Örneğin, Çin ile dış ticarette ABD doları, AB avrosu yerine artık yuan ile TL’nin ağırlık kazandırılması gerekmektedir. Aksi takdirde iki ülke arasında ABD doları ile gerçekleşen her alışveriş ile ABD’ne doların senyoraj hakkı üzerinden vergi ödenmektedir ki Türkiye ile Çin arasında gerçekleşen bu ticarette, ABD’nin para biriminin kullanılması dışında ABD’nin hiçbir rolü bulunmamaktadır. Aynı uygulama Rusya, Orta Asya ve diğer ekonomilerle de karşılıklı anlaşarak hayata geçirilmelidir.

***

Ancak, asıl çözüm Türkiye’nin üretmesi ve teknoloji geliştirmesidir. Yuan, ruble, diğer para birimleri ile SWAP'lar ya da döviz rezervlerinde bu para birimlerinin ağırlık kazanması dahi uzun vadeli çözüm değildir, olamazlar da…

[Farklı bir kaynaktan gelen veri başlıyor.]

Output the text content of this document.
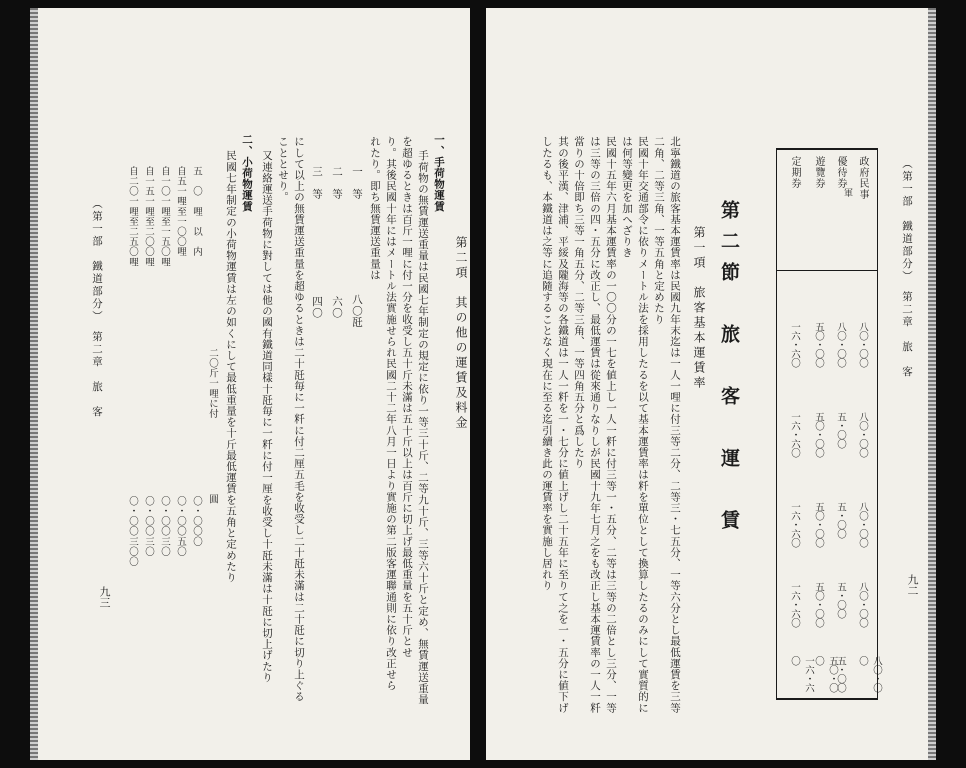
（第一部　鐵道部分）第二章　旅　客
九三
第二項　其の他の運賃及料金
一、手荷物運賃
手荷物の無賃運送重量は民國七年制定の規定に依り一等三十斤、二等九十斤、三等六十斤と定め、無賃運送重量
を超ゆるときは百斤一哩に付一分を收受し五十斤未滿は五十斤以上は百斤に切上げ最低重量を五十斤とせ
り。其後民國十年にはメートル法實施せられ民國二十二年八月一日より實施の第二版客運聯通則に依り改正せら
れたり。即ち無賃運送重量は
一　等
八〇瓩
二　等
六〇
三　等
四〇
にして以上の無賃運送重量を超ゆるときは二十瓩毎に一粁に付二厘五毛を收受し二十瓩未滿は二十瓩に切り上ぐる
こととせり。
又連絡運送手荷物に對しては他の國有鐵道同樣十瓩毎に一粁に付一厘を收受し十瓩未滿は十瓩に切上げたり
二、小荷物運賃
民國七年制定の小荷物運賃は左の如くにして最低重量を十斤最低運賃を五角と定めたり
二〇斤一哩に付
圓
五　〇　哩　以　内
〇・〇〇〇
自五一哩至一〇〇哩
〇・〇〇五〇
自一〇一哩至一五〇哩
〇・〇〇三〇
自一五一哩至二〇〇哩
〇・〇〇三〇
自二〇一哩至二五〇哩
〇・〇〇三〇〇
（第一部　鐵道部分）第二章　旅　客
九二
政府民事
優待券
遊覽券
定期券
軍
八〇・〇〇
八〇・〇〇
八〇・〇〇
八〇・〇〇
八〇・〇〇
八〇・〇〇
五・〇〇
五・〇〇
五・〇〇
五・〇〇
五〇・〇〇
五〇・〇〇
五〇・〇〇
五〇・〇〇
五〇・〇〇
一六・六〇
一六・六〇
一六・六〇
一六・六〇
一六・六〇
第二節　旅　客　運　賃
第一項　旅客基本運賃率
北寧鐵道の旅客基本運賃率は民國九年末迄は一人一哩に付三等二分、二等三・七五分、一等六分とし最低運賃を三等
二角、二等三角、一等五角と定めたり
民國十年交通部令に依りメートル法を採用したるを以て基本運賃率は粁を單位として換算したるのみにして實質的に
は何等變更を加へざりき
民國十五年六月基本運賃率の一〇〇分の一七を値上し一人一粁に付三等一・五分、二等は三等の二倍とし三分、一等
は三等の三倍の四・五分に改正し、最低運賃は從來通りなりしが民國十九年七月之をも改正し基本運賃率の一人一粁
當りの十倍即ち三等一角五分、二等三角、一等四角五分と爲したり
其の後平漢、津浦、平綏及隴海等の各鐵道は一人一粁を一・七分に値上げし二十五年に至りて之を一・五分に値下げ
したるも、本鐵道は之等に追隨することなく現在に至る迄引續き此の運賃率を實施し居れり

Türkiye ekonomisi, kendi ara malını kendi KOBİ’lerine tekrar ürettirmeye başlamalıdır ve Türkiye, kendi teknolojisini üretmeye başlamalıdır.

***

Türkiye’nin diğer temel sorunu kurumsallaşma sorunudur. Kamu veya özel, tüm kurumların atama, yükseltme, terfi ve bunların harfi harfine nesnel, bilimsel bakış açısıyla yönergelerle uygulanması ile birlikte tüm ülkenin kurumsal kültürünün tekrar gözden geçirilmesi gerekmektedir. Aksi takdirde Rektör kızlarının öğretim üyesi; makam şoförlerinin müdür olarak atandığı daha çokça görülür; FETÖ’cü fırsatçılara da vatan, millet diyerek soruları çaldırtıp Türkiye’nin en değerli üniversitelerinde oraları hak etmeyen öğrenciler devlet parası ile okutulur, bugünlere de gelinir. Bu ülkede özgeçmişi sayfa sayfa dolu dolu kişiler, son anda işe girecekken siyasi bile değil hiçbir neden gösterilmeden işe alınmamışlar ve hakkını arasa da hakkını alamamışlardır. Ancak, bu haksızlıklar önlediği zaman kurumsallaşma sorununu çözmek için masaya oturulur, sorun tartışılır ve çözüm aranır.